Development and Evaluation of a Sarcasm Detection Algorithm based on Machine Learning and Natural Language Processing Techniques

Julián Amigó Francés. Development and Evaluation of a Sarcasm Detection Algorithm based on Machine Learning and Natural Language Processing Techniques. Final Career Project (TFG). Universidad Politécnica de Madrid, ETSI Telecomunicación.

Abstract:
Automatic detection of irony in texts is an open challenge. There are a significant amount of publication in detection of irony [1]. Due to the fact that many people express themselves through the use of ironies, it can be very interesting in the area of NLP (Natural Language Processing), and more concretely, sentiment analysis.
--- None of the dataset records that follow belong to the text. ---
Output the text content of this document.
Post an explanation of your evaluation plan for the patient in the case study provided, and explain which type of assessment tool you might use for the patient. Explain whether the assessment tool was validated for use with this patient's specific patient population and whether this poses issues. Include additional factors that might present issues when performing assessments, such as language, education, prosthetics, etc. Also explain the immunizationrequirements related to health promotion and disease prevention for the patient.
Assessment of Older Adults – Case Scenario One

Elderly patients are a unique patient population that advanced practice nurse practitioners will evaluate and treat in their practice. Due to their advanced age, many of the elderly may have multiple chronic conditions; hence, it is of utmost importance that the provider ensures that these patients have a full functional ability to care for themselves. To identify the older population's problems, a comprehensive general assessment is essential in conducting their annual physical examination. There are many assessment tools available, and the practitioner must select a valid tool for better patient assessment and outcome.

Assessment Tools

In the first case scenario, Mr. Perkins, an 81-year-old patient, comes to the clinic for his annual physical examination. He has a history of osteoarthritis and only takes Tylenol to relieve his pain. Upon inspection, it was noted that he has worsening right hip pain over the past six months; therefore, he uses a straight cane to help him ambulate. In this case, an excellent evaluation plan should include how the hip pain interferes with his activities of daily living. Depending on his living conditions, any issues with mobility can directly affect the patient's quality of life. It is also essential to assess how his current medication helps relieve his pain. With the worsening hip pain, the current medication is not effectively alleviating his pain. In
In this way, an NLP system can prevent misinterpretation of opinions. In this case, the sarcasm (use of irony to mock or transmit contempt) is almost the same, but with another purpose. Therefore, the need for this detection is important for the aforementioned field. The main objective for this Project will be to create a model for detecting these ?cruel irony? in texts. The problem is that it can be quite subjective,even for human readers, if there is not an accurate signal which reference the text as a sarcastic(a typical sarcastic label, for example #sarcasm in Twitter). Therefore, it will be studied a new model for sarcasm detection. As baseline, we will use the work from the evaluation of the features of SARC Corpus [Cita 2]. This corpus has more than 5 million comments, of which 1.3 million are sarcastic statements. It is made from Reddit forum, a community where a wide number of topics are discussed. Methods: For the creation of this model, Machine Learning and NLP (Natural Language Processing) techniques will be used. First of all, the available dataset will be preprocessed. Then, a selection of a machine learning algorithm will be made. Finally, the developed model will be evaluated accordingly to previous work. Objectives: The main objective is getting an automatic sarcasm detection model with the highest evaluation possible. Also, an additional objective is to obtain insights of the sarcasm phenomenon so that it can be used in other NLP-related tasks. The development and evaluation environment will be based on ?Jupyter?, a web-based application suitable for capturing the whole computation process. This environment is easy to use and it allows you to see the outputs of the code line by line. The language used will be Python, because it provides many libraries (scikit-learn, pandas, numpy, scipy) and facilities for Machine Learning and NLP. 1. Cruces, P. (2017). Modelo de detección automática de ironía en textos en español. 2. Khodak, M., Saunshi, N., & Vodrahalli, K. (2017). A large self-annotated corpus for sarcasm. arXiv preprint arXiv:1704.05579.